Two can play this game—Chad Orzel, who sometimes likes to blame his insufficient popularity on his off-puttingly deep wisdom and excessive sense of moderation and fair play, notes approvingly that “All the world’s stupidest people are either zealots or atheists,” and that “certainty only comes from dogma,” both rather interesting statements coming from a scientist. My certainty that I shouldn’t step out of my second-story window, or that I shouldn’t eat a large cake of rat poison, don’t come from personal experience, but they aren’t dogmatic, either—although I’m awfully darn certain that warfarin and high velocity impacts with solid surfaces would probably be lethal. I can think of many examples and experiments that demonstrate these facts without actually having to experience mortality personally, or requiring blind adherence to unsupported dogma.

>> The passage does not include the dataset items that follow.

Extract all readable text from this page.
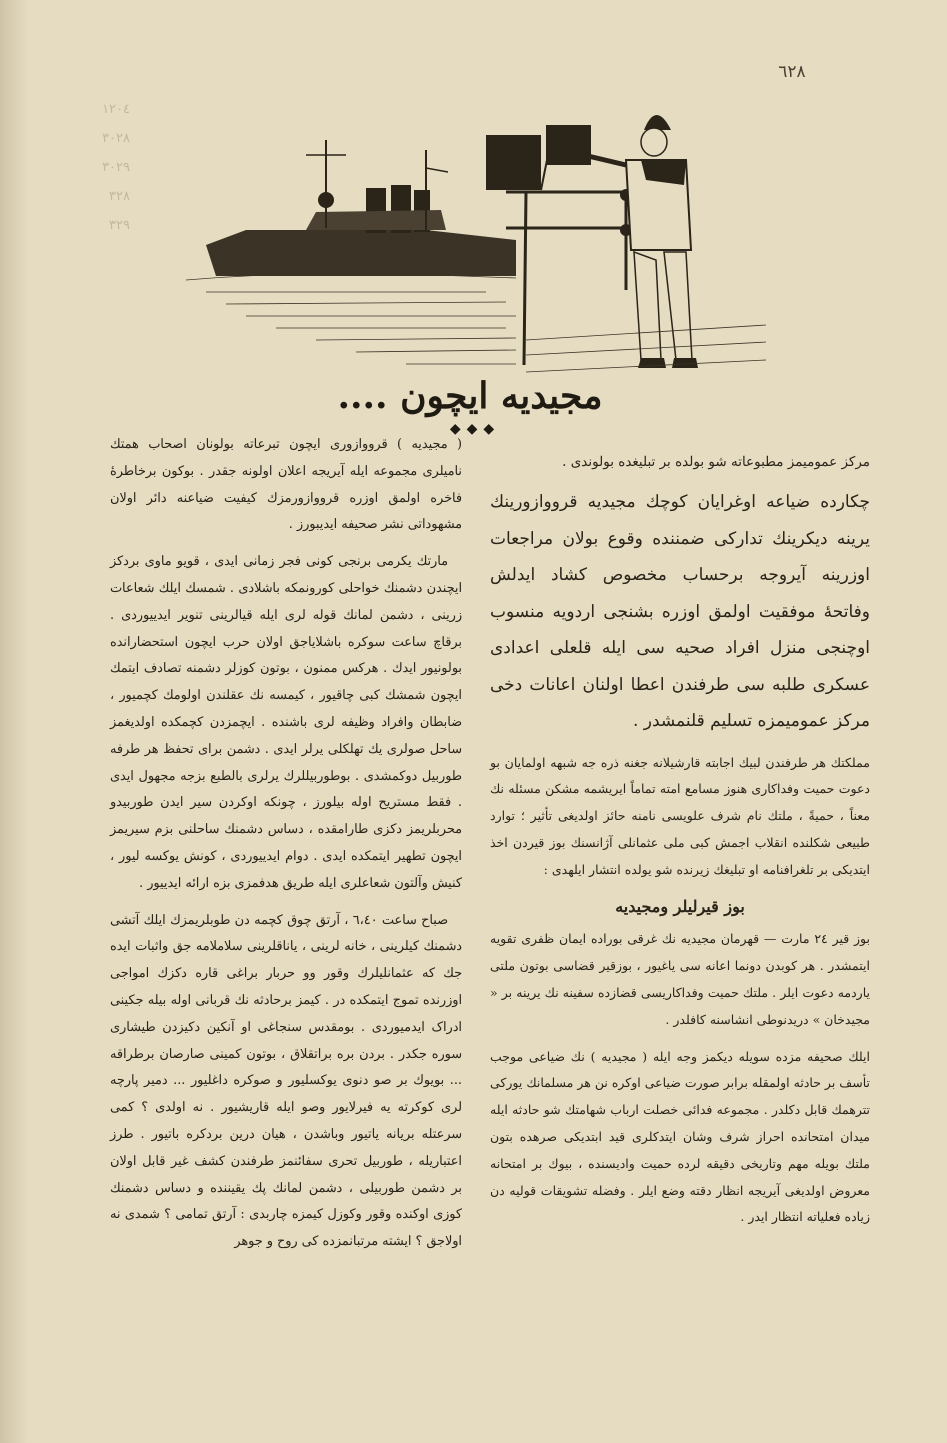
١٢٠٤
٣٠٢٨
٣٠٢٩
٣٢٨
٣٢٩
٦٢٨
مجیدیه ایچون ....
◆◆◆

مرکز عمومیمز مطبوعاته شو بولده بر تبلیغده بولوندی .

چکارده ضیاعه اوغرایان کوچك مجیدیه قرووازورینك یرینه دیکرینك تدارکی ضمننده وقوع بولان مراجعات اوزرینه آیروجه برحساب مخصوص کشاد ایدلش وفاتحهٔ موفقیت اولمق اوزره بشنجی اردویه منسوب اوچنجی منزل افراد صحیه سی ایله قلعلی اعدادی عسکری طلبه سی طرفندن اعطا اولنان اعانات دخی مرکز عمومیمزه تسلیم قلنمشدر .

مملکتك هر طرفندن لبیك اجابته قارشیلانه جغنه ذره جه شبهه اولمایان بو دعوت حمیت وفداکاری هنوز مسامع امته تماماً ایریشمه مشکن مسئله نك معناً ، حمیةً ، ملتك نام شرف علویسی نامنه حائز اولدیغی تأثیر ؛ توارد طبیعی شکلنده انقلاب اجمش کبی ملی عثمانلی آژانسنك بوز قیردن اخذ ایتدیکی بر تلغرافنامه او تبلیغك زیرنده شو یولده انتشار ایلهدی :

بوز قیرلیلر ومجیدیه

بوز قیر ٢٤ مارت — قهرمان مجیدیه نك غرقی بوراده ایمان ظفری تقویه ایتمشدر . هر کوبدن دونما اعانه سی یاغیور ، بوزقیر قضاسی بوتون ملتی یاردمه دعوت ایلر . ملتك حمیت وفداکاریسی قضازده سفینه نك یرینه بر « مجیدخان » دریدنوطی انشاسنه کافلدر .

ایلك صحیفه مزده سویله دیکمز وجه ایله ( مجیدیه ) نك ضیاعی موجب تأسف بر حادثه اولمقله برابر صورت ضیاعی اوکره نن هر مسلمانك یورکی تترهمك قابل دکلدر . مجموعه فدائی خصلت ارباب شهامتك شو حادثه ایله میدان امتحانده احراز شرف وشان ایتدکلری قید ابتدیکی صرهده بتون ملتك بویله مهم وتاریخی دقیقه لرده حمیت وادیسنده ، بیوك بر امتحانه معروض اولدیغی آیریجه انظار دقته وضع ایلر . وفضله تشویقات قولیه دن زیاده فعلیاته انتظار ایدر .

( مجیدیه ) قرووازوری ایچون تبرعاته بولونان اصحاب همتك نامیلری مجموعه ایله آیریجه اعلان اولونه جقدر . بوکون برخاطرهٔ فاخره اولمق اوزره قرووازورمزك کیفیت ضیاعنه دائر اولان مشهوداتی نشر صحیفه ایدیبورز .

مارتك یکرمی برنجی کونی فجر زمانی ایدی ، قویو ماوی بردکز ایچندن دشمنك خواحلی کورونمکه باشلادی . شمسك ایلك شعاعات زرینی ، دشمن لمانك قوله لری ایله قیالرینی تنویر ایدییوردی . برقاچ ساعت سوکره باشلایاجق اولان حرب ایچون استحضارانده بولونیور ایدك . هرکس ممنون ، بوتون کوزلر دشمنه تصادف ایتمك ایچون شمشك کبی چاقیور ، کیمسه نك عقلندن اولومك کچمیور ، ضابطان وافراد وظیفه لری باشنده . ایچمزدن کچمکده اولدیغمز ساحل صولری یك تهلکلی یرلر ایدی . دشمن برای تحفظ هر طرفه طوربیل دوکمشدی . بوطوربیللرك یرلری بالطبع بزجه مجهول ایدی . فقط مستریح اوله بیلورز ، چونکه اوکردن سیر ایدن طوربیدو محربلریمز دکزی طارامقده ، دساس دشمنك ساحلنی بزم سیریمز ایچون تطهیر ایتمکده ایدی . دوام ایدییوردی ، کونش یوکسه لیور ، کنیش وآلتون شعاعلری ایله طریق هدفمزی بزه ارائه ایدییور .

صباح ساعت ٦،٤٠ ، آرتق چوق کچمه دن طوبلریمزك ایلك آتشی دشمنك کیلرینی ، خانه لرینی ، یاناقلرینی سلاملامه جق واثبات ایده جك که عثمانلیلرك وقور وو حربار براغی قاره دکزك امواجی اوزرنده تموج ایتمکده در . کیمز برحادثه نك قربانی اوله بیله جکینی ادراک ایدمیوردی . بومقدس سنجاغی او آنکین دکیزدن طیشاری سوره جکدر . بردن بره براتقلاق ، بوتون کمینی صارصان برطراقه ... بویوك بر صو دنوی یوکسلیور و صوکره داغلیور ... دمیر پارچه لری کوکرته یه فیرلایور وصو ایله قاریشیور . نه اولدی ؟ کمی سرعتله بریانه یاتیور وباشدن ، هیان درین بردکره باتیور . طرز اعتباریله ، طوربیل تحری سفائنمز طرفندن کشف غیر قابل اولان بر دشمن طوربیلی ، دشمن لمانك پك یقیننده و دساس دشمنك کوزی اوکنده وقور وکوزل کیمزه چاربدی : آرتق تمامی ؟ شمدی نه اولاجق ؟ ایشته مرتبانمزده کی روح و جوهر
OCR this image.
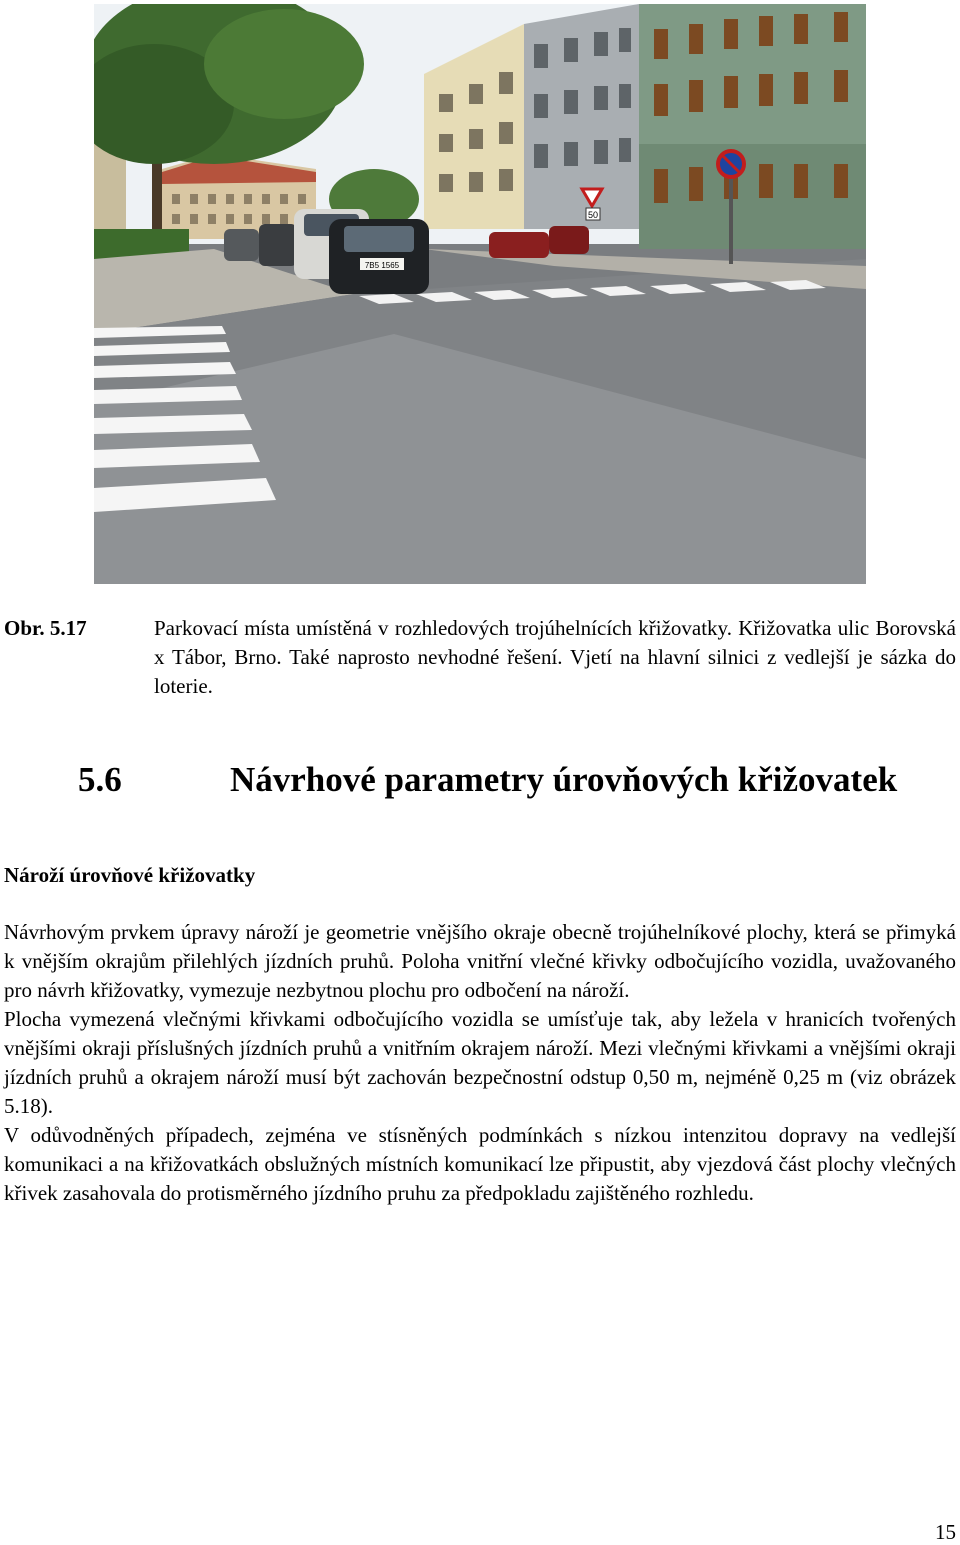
7B5 1565
50
Obr. 5.17	Parkovací místa umístěná v rozhledových trojúhelnících křižovatky. Křižovatka ulic Borovská x Tábor, Brno. Také naprosto nevhodné řešení. Vjetí na hlavní silnici z vedlejší je sázka do loterie.
5.6	Návrhové parametry úrovňových křižovatek
Nároží úrovňové křižovatky

Návrhovým prvkem úpravy nároží je geometrie vnějšího okraje obecně trojúhelníkové plochy, která se přimyká k vnějším okrajům přilehlých jízdních pruhů. Poloha vnitřní vlečné křivky odbočujícího vozidla, uvažovaného pro návrh křižovatky, vymezuje nezbytnou plochu pro odbočení na nároží.

Plocha vymezená vlečnými křivkami odbočujícího vozidla se umísťuje tak, aby ležela v hranicích tvořených vnějšími okraji příslušných jízdních pruhů a vnitřním okrajem nároží. Mezi vlečnými křivkami a vnějšími okraji jízdních pruhů a okrajem nároží musí být zachován bezpečnostní odstup 0,50 m, nejméně 0,25 m (viz obrázek 5.18).

V odůvodněných případech, zejména ve stísněných podmínkách s nízkou intenzitou dopravy na vedlejší komunikaci a na křižovatkách obslužných místních komunikací lze připustit, aby vjezdová část plochy vlečných křivek zasahovala do protisměrného jízdního pruhu za předpokladu zajištěného rozhledu.

15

Similarly, I am sensible enough to see that religion is an irrational course, without having to actually meet God face-to-face, and without having to comb through every particle of the universe looking for him. Waffling is not a virtue, nor is an absence of conviction a signifier of open-mindedness—not when the evidence all points one way.
Neither is traffic to a weblog a measure of its accuracy, whether inversely or otherwise, and heck, I don’t get fifty thousand visitors a day, either. I hope he’ll forgive me for adding to his damning tally of visitors with this link.